Non potrò mai perdonare Carlo Lissi per quanto ha fatto. Il suo avvocato dice che è afflitto? Doveva pensarci prima – si sfoga Giuseppina Redaelli che come altri familiari e un’associazione si è costituita parte civile al processo – Mi auguro solo che sia fatta giustizia e che quest’uomo stia in carcere e provi le stesse sofferenze che sta facendo vivere a tutti noi. Mi do la colpa di non aver capito in tempo cosa stava succedendo nella famiglia di mia figlia. Maria Cristina non mi aveva parlato di problemi con suo marito: quando lei era impegnata per il lavoro, era lui a curare i figli”.

Un buon padre di famiglia. Una normalità fragile quella vissuta da Carlo e Maria Cristina. Nascosta dietro le mura della bella villetta su due piani con l’intonaco rosa e il giardinetto curato di via Ungaretti 20. Sei anni di matrimonio. Due figli. Due buoni impieghi. Lei, in un’agenzia di assicurazioni.
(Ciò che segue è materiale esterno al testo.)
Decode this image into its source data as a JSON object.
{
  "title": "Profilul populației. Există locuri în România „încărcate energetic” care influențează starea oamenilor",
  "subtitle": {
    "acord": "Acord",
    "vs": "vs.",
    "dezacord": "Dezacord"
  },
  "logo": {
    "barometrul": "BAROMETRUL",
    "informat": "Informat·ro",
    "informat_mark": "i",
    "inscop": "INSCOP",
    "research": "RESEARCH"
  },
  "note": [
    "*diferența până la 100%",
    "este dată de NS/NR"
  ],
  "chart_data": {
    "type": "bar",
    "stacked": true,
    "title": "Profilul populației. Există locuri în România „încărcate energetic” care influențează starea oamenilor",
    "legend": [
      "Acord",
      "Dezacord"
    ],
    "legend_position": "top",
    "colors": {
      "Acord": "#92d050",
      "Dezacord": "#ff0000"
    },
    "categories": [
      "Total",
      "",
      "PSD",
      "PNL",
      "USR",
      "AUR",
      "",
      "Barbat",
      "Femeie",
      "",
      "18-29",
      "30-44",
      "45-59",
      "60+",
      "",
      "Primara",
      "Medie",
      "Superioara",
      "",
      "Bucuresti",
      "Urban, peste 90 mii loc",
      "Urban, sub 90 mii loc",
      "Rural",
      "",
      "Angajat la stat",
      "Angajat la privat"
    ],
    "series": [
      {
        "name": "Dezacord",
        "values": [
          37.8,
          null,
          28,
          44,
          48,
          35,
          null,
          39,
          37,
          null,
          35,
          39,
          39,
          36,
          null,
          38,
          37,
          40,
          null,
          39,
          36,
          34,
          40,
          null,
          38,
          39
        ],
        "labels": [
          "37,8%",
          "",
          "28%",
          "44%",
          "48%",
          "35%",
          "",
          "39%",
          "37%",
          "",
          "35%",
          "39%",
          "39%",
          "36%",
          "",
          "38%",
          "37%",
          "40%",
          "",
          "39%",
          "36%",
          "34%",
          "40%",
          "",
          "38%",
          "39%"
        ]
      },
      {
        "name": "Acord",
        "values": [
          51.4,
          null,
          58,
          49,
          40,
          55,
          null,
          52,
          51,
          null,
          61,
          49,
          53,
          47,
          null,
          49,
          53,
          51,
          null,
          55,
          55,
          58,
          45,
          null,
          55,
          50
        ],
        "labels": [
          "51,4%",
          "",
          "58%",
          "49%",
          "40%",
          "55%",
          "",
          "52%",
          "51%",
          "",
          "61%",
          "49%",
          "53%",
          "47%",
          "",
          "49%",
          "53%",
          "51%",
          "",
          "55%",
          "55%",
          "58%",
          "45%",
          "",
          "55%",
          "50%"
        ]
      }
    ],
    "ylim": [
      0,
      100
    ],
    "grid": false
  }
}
Lui, in una società di software: la Wolters Kluver di Assago. Tifoso della Juventus. Appassionato di moto, basket e palestra. Un bel ritratto di famiglia che pian piano scoloriva. Sì, perché Carlo da un po’ di tempo si è innamorato di una collega di lavoro. Si fa avanti. Lei rifiuta. Il desiderio si trasforma in ossessione. Poi in paranoia: “Avevo tanti pensieri, ma il mio fine era lei, avrei sopportato di stare da solo per qualche tempo con la prospettiva di attenderla. Pensavo a lei ogni momento libero. Non so se voi vi siate mai innamorati alla follia?“, chiede ai magistrati che lo hanno interrogato lo scorso 28 febbraio, come riporta il Corriere della Sera.

Il matrimonio diventa una prigione. I figli un ostacolo. Il cortocircuito nella sua mente scatta la sera del 14 giugno, mentre l’Italia attende l’esordio degli Azzurri al mondiale brasiliano contro l’Inghilterra. Carlo e Maria Cristina fanno l’amore. Poi lui si alza. Va in cucina. Prende un coltello. La colpisce alle spalle, mentre lei è seduta sul divano. Sette colpi. Maria Cristina grida “no, perché“. Lui continua. Ma non ha ancora finito. Sale al secondo piano. I bimbi dormono. Giulia nella sua cameretta. Muore per prima. Una coltellata alla testa. Gabriele è nel lettone matrimoniale. Un colpo alla gola. Nessuno dei due si sveglia. Carlo si fa una doccia. Si veste. Prende la macchina e va a casa di un amico per vedere la partita. Sembra tranquillo, come sempre. Rientra verso le 2. Inizia la messa in scena. Simula una rapina. Mette la casa sottosopra. I carabinieri del nucleo investigativo di Milano del tenente colonnello Alessio Carparelli lo interrogano. Niente del racconto di Carlo li convince. La confessione piena arriva a mezzanotte di domenica. Carlo racconta dell’amore fantasticato con la collega. Di Maria Cristina. Di Gabriele e Giulia. Del divorzio che “non avrebbe risolto, perché i figli sarebbero rimasti”. Della normalità tra le mura della villetta di Motta Visconti andata in frantumi.